Arrivato al suo decimo film gotico (tratto dal suo romanzo omonimo, pubblicato nel '23 da Solferino, che, come nel caso dei precedenti, contiene numerosi risvolti in più, oltre ad alcune differenze), l'autore delle Strelle nel fosso, con l'apporto alla sceneggiatura del figlio Tommaso, inanella le situazioni narrative come pretesti per inventare nuove e dense variazioni su un tema già significativo del Signor Diavolo: la sacralità della famiglia che si rivela un turpe inganno, dove i legami di sangue sono avvelenati dal tradimento.
Più che una narrazione abbiamo un succedersi di situazioni e magnifiche apparizioni: una vecchia madre decrepita (la grande Rita Tushingham, strepitosa maschera di laida senilità e rancore) odia una figlia accusandola di non avere effettuato le ricerche necessarie per trovare la sorella, scomparsa ad Argenta, vicino a Ferrara, che tutto induce a pensare sia l'ausiliaria amata dal protagonista; Glauco (l'impressionante Armando De Ceccon, con la sua violenza latente), processato per efferati femminicidi a Ferrara, attende sempre una parola o un gesto dal fratello Emilio (l'ambiguo, sfaccettato Roberto De Francesco), che pure gli sembra così devoto. Le due atroci storie familiari, separate dall'Oceano, sono legate appunto dalla scomparsa della ragazza americana: viene così a stringersi un'imprevedibile connessione tra la magione con l'orto incolto e selvaggio dell'Iowa, proprio accanto alla casa affittata dal protagonista, e il paesaggio del Polesine, dove Avati ci ricorda che qualcuno commerciava coi cadaveri dei soldati americani e inglesi.

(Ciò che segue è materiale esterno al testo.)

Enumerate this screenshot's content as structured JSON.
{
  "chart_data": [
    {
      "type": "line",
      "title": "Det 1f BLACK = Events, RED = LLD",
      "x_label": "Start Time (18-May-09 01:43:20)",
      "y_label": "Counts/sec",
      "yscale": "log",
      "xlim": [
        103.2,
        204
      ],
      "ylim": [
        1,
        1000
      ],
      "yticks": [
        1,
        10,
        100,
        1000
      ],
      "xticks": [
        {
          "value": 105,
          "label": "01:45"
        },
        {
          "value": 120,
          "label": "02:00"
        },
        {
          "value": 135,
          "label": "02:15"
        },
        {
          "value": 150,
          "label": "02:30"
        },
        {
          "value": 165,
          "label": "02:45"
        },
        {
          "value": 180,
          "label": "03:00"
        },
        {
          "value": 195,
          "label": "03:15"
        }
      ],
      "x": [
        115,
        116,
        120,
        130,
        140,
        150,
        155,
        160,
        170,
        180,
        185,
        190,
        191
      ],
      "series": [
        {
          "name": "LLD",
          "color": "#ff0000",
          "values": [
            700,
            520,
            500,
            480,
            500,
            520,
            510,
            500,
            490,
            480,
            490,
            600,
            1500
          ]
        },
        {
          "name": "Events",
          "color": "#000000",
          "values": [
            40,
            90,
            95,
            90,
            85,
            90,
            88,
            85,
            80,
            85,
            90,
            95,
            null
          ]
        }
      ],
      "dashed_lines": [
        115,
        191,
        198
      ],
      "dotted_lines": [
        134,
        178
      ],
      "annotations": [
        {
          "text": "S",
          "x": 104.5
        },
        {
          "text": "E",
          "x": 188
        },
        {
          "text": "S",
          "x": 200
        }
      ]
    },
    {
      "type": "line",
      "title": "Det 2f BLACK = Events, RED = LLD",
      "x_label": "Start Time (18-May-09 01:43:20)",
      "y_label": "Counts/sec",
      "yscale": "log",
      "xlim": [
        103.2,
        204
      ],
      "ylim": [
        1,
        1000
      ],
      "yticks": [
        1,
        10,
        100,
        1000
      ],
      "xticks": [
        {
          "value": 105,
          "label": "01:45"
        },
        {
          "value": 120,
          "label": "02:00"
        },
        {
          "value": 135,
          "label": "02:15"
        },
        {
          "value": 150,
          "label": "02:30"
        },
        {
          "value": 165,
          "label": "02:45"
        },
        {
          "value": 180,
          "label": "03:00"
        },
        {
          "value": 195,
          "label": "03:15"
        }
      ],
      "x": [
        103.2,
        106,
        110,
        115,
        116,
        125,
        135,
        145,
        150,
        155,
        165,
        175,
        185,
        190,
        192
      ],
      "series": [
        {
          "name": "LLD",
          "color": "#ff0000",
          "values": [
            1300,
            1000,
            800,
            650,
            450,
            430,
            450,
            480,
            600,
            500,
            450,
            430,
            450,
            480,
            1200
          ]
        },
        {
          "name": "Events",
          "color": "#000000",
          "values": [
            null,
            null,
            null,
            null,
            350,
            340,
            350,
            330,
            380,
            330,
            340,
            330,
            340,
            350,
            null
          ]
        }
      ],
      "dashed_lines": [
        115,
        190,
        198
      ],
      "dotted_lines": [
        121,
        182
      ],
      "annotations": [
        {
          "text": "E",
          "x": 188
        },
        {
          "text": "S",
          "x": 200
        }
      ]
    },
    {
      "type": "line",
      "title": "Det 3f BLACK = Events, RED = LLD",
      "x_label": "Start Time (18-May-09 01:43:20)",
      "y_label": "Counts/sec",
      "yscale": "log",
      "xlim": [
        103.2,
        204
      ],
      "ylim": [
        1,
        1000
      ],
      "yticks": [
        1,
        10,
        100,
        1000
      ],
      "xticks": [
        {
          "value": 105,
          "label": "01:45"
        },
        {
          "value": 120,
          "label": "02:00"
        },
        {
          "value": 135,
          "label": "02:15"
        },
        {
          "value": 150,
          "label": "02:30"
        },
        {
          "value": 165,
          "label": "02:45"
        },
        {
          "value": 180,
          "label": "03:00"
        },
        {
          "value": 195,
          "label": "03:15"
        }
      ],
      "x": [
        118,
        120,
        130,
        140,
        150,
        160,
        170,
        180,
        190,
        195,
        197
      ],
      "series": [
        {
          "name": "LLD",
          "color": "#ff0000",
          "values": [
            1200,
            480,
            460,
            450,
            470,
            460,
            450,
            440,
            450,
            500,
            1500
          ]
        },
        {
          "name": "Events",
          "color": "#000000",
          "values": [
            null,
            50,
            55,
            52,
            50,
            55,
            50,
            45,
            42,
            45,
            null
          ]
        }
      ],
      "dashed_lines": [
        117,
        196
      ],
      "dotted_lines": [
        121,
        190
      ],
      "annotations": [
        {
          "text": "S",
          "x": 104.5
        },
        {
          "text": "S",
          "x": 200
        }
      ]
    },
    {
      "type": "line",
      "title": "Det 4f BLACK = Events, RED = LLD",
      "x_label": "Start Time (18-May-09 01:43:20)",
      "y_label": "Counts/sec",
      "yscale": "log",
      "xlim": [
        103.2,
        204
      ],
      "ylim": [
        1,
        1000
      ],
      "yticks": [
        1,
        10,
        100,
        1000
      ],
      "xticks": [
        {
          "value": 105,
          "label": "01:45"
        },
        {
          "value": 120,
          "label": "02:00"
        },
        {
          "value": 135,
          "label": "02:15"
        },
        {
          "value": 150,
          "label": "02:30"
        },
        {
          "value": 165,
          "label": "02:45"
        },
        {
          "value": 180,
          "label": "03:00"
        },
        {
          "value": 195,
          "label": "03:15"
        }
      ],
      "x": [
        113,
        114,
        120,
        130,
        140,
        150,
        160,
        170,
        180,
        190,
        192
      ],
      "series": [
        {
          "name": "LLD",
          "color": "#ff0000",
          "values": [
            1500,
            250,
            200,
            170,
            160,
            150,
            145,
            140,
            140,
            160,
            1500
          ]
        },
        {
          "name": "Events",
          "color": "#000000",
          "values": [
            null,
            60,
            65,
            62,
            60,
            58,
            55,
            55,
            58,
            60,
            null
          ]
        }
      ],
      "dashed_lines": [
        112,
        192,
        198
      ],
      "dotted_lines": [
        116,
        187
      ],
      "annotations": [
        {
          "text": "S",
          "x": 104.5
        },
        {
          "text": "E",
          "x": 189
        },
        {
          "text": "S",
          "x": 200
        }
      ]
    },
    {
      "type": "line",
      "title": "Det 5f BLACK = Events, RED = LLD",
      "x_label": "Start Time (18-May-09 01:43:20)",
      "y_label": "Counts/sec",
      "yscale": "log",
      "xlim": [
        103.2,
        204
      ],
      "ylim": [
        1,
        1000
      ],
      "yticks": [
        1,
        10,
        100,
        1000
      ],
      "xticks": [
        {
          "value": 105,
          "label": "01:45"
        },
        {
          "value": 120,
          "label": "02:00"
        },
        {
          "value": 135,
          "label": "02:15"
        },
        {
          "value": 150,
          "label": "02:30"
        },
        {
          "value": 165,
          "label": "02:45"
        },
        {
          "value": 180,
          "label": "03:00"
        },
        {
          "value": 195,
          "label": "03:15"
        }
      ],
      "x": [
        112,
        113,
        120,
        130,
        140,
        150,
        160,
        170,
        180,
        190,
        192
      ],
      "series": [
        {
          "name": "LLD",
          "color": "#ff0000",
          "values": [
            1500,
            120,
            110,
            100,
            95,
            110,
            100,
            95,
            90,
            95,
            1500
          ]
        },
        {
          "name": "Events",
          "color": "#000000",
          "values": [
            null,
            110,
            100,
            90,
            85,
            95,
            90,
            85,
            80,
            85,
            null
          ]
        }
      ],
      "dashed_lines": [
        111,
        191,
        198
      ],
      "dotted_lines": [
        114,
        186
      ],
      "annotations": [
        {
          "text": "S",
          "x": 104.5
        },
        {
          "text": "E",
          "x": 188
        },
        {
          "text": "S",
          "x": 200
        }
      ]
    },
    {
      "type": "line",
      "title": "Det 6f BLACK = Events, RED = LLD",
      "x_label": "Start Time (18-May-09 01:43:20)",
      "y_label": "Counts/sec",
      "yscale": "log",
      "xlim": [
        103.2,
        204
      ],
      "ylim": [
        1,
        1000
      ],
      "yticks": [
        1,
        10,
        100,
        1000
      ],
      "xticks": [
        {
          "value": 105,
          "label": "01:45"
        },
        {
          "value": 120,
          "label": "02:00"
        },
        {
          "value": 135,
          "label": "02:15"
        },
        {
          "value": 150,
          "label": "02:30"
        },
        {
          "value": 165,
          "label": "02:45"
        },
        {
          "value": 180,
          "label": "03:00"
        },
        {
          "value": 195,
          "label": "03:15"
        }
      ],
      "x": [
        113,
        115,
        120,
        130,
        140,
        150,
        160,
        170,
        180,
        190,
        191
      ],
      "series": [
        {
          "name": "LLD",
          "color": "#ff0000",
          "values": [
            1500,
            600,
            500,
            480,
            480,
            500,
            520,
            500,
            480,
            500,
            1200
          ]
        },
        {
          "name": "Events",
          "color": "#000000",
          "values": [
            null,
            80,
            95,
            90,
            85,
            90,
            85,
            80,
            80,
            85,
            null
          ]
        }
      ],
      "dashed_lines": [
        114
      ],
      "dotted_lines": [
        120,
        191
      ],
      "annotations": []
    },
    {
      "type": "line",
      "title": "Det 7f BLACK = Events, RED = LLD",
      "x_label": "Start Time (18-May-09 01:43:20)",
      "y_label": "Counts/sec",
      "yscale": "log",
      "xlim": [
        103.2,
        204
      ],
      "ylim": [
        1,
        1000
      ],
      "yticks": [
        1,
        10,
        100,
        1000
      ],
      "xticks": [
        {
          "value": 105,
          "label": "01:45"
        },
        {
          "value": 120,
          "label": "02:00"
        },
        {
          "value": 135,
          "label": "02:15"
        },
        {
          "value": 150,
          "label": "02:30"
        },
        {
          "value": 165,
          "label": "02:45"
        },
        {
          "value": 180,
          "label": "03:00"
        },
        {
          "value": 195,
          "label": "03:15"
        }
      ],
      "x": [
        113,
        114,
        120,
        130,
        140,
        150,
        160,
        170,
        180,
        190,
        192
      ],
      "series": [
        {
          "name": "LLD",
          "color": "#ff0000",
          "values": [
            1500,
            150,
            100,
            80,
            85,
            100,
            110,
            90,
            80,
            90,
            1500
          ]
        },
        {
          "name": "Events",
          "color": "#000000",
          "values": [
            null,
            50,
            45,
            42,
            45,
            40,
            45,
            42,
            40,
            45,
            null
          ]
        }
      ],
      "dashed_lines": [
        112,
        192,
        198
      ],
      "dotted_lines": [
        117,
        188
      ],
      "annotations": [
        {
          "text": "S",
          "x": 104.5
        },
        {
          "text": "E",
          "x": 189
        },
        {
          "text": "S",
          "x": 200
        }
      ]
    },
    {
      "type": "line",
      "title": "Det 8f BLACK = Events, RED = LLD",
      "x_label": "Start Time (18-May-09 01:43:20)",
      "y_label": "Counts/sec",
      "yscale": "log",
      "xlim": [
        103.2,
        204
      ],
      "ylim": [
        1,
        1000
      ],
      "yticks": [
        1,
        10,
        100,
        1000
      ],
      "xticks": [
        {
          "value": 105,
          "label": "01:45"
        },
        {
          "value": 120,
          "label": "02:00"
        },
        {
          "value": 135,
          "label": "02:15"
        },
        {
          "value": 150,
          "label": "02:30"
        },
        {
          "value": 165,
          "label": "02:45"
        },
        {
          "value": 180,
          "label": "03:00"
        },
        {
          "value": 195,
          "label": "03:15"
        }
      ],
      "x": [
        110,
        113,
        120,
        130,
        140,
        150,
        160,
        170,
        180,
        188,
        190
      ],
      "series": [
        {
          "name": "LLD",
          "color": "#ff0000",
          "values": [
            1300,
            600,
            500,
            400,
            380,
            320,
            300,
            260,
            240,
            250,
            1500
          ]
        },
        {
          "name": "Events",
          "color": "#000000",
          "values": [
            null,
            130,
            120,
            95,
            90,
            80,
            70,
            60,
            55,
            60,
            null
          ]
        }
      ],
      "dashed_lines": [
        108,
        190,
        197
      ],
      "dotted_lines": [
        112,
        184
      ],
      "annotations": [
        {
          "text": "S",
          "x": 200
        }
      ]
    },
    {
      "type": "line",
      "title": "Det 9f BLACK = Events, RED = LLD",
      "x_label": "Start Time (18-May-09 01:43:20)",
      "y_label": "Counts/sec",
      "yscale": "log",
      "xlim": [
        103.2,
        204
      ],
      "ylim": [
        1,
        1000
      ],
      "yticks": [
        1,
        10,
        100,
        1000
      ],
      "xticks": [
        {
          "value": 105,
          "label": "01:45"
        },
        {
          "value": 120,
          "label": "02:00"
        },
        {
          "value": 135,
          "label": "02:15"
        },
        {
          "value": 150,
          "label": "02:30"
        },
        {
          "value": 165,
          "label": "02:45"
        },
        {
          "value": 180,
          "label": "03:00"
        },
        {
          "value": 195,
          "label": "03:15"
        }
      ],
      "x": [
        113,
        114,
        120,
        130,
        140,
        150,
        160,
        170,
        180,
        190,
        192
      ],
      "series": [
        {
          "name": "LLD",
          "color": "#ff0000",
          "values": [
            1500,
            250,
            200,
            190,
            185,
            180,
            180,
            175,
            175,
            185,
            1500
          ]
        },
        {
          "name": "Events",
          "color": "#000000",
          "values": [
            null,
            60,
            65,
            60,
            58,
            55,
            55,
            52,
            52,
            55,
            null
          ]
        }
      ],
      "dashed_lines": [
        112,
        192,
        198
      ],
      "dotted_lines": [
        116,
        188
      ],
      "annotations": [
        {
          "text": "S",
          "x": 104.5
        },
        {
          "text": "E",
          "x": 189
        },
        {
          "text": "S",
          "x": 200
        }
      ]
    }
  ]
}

Fotografato in un bellissimo, suggestivo bianco e nero da Cesare Bastelli, L'orto americano gioca con le reminiscenze del cinema noir degli anni '40 (Hitchcock e La scala a chiocciola di Siodmak) ma il suo fascino e la sua originalità risiedono soprattutto nelle allucinate e minacciose visioni dei paesaggi del Delta del Po (peccato però che, sul piano sonoro, il dialetto sia stato così trascurato a favore di un italiano convenzionale) e nel senso di inquietante contiguità con il Male, che assume la forma di una sessualità deviata e perversamente criminale, reificata nei macabri vasetti con l'etichetta di Venezia.
Durante il periodo della Liberazione a Bologna, un giovane tormentato con il sogno di diventare scrittore si innamora perdutamente di una infermiera dell’esercito americano che ha visto una sola volta. Un anno dopo si trasferisce nel cuore del Mid West negli Stati Uniti dove si trova a vivere accanto ad un’anziana madre afflitta dalla misteriosa scomparsa della figlia e le loro case sono separate da un inquietante orto abbandonato.